We quickly ran into an intriguing problem when we sought to support multiple interfaces, which could be instantiated separately: if a client instantiates one interface but not the other, what should we do? Are we obligated to generate build products for these partially instantiated modules? This is not very useful, since we can't generate code yet (since we don't know all of the implementations.)
An important observation is that these interfaces are really cheap to generate (since you're not doing any compilation). Thus, our idea was to do the instantiation on-the-fly, without actually generating build products. The partially instantiated interfaces can be cached in memory, but they're cheap to generate, and we win if we don't need them (in which case we don't instantiate them.)

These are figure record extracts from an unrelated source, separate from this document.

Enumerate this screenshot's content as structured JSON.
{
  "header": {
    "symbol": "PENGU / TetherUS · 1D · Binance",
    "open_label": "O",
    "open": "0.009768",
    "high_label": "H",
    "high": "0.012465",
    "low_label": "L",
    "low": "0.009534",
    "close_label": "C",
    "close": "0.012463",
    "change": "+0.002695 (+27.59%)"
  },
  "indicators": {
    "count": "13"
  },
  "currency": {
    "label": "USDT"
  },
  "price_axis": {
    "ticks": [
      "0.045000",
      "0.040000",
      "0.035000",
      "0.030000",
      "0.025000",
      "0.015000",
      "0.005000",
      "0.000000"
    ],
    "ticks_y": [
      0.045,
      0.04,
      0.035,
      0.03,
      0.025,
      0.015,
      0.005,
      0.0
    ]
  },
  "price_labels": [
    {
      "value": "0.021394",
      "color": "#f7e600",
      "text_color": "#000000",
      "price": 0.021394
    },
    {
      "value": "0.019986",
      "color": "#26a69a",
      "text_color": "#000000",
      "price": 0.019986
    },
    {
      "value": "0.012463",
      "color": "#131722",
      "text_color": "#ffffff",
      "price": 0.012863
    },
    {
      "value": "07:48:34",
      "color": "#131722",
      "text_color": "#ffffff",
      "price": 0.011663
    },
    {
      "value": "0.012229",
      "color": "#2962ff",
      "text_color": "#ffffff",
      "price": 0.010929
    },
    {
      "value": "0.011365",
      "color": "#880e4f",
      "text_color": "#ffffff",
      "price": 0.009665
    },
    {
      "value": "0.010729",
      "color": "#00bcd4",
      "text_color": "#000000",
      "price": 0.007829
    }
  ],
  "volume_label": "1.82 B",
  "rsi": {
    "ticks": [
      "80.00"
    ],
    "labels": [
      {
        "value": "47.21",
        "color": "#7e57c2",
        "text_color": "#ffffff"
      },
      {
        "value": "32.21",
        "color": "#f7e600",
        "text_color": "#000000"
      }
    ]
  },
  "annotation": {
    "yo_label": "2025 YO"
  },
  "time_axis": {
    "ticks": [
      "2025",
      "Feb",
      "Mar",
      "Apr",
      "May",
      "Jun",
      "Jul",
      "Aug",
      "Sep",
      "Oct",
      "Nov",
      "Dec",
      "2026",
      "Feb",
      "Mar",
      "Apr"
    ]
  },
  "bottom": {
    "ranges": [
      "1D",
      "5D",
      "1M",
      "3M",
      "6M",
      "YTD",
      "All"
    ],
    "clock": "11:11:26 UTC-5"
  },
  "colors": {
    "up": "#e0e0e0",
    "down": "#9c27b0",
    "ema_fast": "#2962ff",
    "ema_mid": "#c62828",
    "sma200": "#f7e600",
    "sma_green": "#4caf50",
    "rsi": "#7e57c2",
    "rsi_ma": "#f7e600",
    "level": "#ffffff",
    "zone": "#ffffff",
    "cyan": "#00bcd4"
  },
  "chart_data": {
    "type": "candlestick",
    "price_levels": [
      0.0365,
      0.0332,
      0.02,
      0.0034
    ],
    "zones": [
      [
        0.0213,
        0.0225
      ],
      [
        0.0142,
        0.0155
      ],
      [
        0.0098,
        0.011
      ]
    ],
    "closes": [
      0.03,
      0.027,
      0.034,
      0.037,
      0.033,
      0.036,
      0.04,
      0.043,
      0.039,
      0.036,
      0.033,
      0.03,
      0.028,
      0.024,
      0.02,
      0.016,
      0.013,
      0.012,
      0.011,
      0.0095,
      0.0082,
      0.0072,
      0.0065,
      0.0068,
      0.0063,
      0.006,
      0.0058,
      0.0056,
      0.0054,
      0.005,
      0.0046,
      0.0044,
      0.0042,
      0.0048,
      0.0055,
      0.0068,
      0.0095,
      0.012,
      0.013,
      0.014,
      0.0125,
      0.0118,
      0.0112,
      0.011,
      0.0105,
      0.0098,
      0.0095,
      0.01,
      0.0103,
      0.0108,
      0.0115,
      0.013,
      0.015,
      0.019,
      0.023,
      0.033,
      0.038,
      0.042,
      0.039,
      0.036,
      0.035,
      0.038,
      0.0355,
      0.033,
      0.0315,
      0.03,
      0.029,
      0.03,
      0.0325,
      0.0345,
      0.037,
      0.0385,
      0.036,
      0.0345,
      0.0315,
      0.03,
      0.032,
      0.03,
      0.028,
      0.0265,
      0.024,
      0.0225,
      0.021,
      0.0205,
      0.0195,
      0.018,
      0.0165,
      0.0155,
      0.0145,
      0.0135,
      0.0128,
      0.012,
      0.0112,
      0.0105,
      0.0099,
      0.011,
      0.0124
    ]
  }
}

This is a bit of a clever scheme, and cleverness always has a dark side. A major source of complexity with on-the-fly instantiation is that there are now two representations of what is morally the same build product: the on-the-fly products and the actually compiled ones:
The subtyping relation between these two products states that we can always use a compiled interface in place of an on-the-fly instantiated one, but not vice versa: the on-the-fly interface is missing unfoldings and other important information that compiled code may need.
If we are type-checking only (we have uninstantiated interfaces), we might prefer on-the-fly interfaces, because they require less work to create:
In contrast, if we are compiling a package, we must use the compiled interface, to ensure we see the necessary unfoldings for inlining:
A particularly complicated case is if we are type-checking an uninstantiated set of modules, which themselves depend on some compiled interfaces. If we are using an interface p+a/M.hi, we should be consistent about it, and since r must use the compiled interfaces, so must q:
The alternative is to ensure that we always build products available that were typechecked against the on-the-fly interfaces, as below:
But this has the distasteful effect of requiring everything to be built twice (first typechecked against the on-the-fly interfaces, and then built for real).
The dependency graphs of build products for an ahead-of-time compiler is traditionally part of the public API of a compiler. As I've written previously, to achieve better incrementality, better parallelism, and more features (like parametrized modules), dependency graphs become more and more complicated. When compiler writers don't want to commit to an interface and build tool authors aren't interested learning about a complicated compilation model, the only systems that work well are the integrated ones.
Is Backpack's system for on-the-fly interface instantiation too clever for its own good? I believe it is well-designed for the problem it tries to solve, but if you still have a complicated design, perhaps you are solving the wrong problem. I would love to hear your thoughts.